Written by Doug Strassler on . Posted in Arts & Film, Theater.


Between last season’s Carrie revival and Dogfight, the adaptation of Nancy Savoca’s tender 1991 sleeper hit now playing at the Second Stage Theatre, the characters played by Derek Klena have had no problem asking the girl out, whether it’s to a high school prom or a game centered around a cruel party trick. Folks who have seen either movie or their stage adaptations know that subsequent events don’t always go in either of his character’s favor, but one thing’s for sure: Klena is having a wonderfully fruitful year for an actor still currently enrolled as an undergrad at UCLA.
Set in San Francisco on Nov. 21, 1963 (does the date ring a bell?), at a time when the word Vietnam elicited a “where?” instead of an “Oh no,” Dogfight, originally written by Bob Comfort, takes place right before the whole world turns upside down for its four central characters—three Marines and one woman whom they encounter on their last night before shipping out.
Dogfight has been adapted by librettist Peter Duchan and musicians Benj Pasek and Justin Paul and, under the tight direction of Joe Mantello, is a smart example of a how to make a measured musical of subtle source material without miring it in melodrama.
Klena plays Eddie Birdlace, a rough youth.

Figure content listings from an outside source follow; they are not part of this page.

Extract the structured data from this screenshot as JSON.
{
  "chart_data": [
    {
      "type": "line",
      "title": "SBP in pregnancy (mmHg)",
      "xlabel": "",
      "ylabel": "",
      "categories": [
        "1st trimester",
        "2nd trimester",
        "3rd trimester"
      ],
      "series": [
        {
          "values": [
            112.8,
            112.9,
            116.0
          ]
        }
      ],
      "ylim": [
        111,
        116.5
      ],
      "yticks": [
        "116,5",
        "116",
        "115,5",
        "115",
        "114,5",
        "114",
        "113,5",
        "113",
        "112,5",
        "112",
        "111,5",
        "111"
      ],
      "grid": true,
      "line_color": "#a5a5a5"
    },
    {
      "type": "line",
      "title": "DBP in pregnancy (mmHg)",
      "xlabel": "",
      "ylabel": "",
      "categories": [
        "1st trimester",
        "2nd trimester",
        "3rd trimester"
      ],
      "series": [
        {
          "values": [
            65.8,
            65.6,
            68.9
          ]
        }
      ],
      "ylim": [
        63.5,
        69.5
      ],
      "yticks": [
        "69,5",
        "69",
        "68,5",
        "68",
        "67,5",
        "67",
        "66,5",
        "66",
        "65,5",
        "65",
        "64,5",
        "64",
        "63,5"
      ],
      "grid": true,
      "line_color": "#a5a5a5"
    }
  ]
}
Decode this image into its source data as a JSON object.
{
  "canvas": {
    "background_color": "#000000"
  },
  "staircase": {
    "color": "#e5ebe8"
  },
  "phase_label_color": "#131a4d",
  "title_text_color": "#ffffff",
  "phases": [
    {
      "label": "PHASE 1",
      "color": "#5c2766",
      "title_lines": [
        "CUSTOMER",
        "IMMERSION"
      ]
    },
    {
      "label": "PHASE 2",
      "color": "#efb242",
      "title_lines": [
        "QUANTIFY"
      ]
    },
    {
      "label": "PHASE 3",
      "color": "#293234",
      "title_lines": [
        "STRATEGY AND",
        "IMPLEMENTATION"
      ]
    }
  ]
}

With his two comrades, Dickie Bernstein (Nick Blaemire) and Ralphie Boland (Josh Segarra)—named “The Three Bees” because their last names got them grouped together during infantry training—they make for a loyal bunch who decide to spend their last night on the titular event, a party in which each guy finds the ugliest date he can. Whichever one is scores the “highest” unknowingly earns him the evening’s winnings.
Eddie brings Rose (Lindsay Mendez, with an uncanny resemblance to Lili Taylor, the actress who originated the role onscreen), a homely, unsuspecting waitress, to the party. The events that occur over the rest of the evening bring out the true colors of each of the Three Bees, and the lessons learned work at both an intimate level and a cultural one, sizing up the social changes about to rock the world.
Klena and Mendez create a wonderful dance of awkwardness, hurt and tentativeness, particularly Mendez, who creates a viscerally affecting character in Rose by never condescending to her as mere victim or virgin. Klena is particularly adroit when telegraphing Eddie’s pain and lacking self-confidence, and both his “Come Back” and the pair’s duet “First Date/Last Night” perfectly encapsulate the way young adults know more than they should, even when they think they haven’t experienced anything at all.
David Zinn’s lazy Susan set and Paul Gallo’s subtle lighting design also impress, as do a pair of other supporting performances: Segarra’s hard-boiled Boland and Annaleigh Ashford’s comedic turn as a wizened fellow participant in the dogfight.
Dogfight suggests that major change can only start with individual revolutions; this show, rife with artistic potential, suggests exactly the same thing.

Dogfight
Through Aug. 19, Second Stage Theater, 305 W. 43rd St., 212-246-4422, www.2st.com.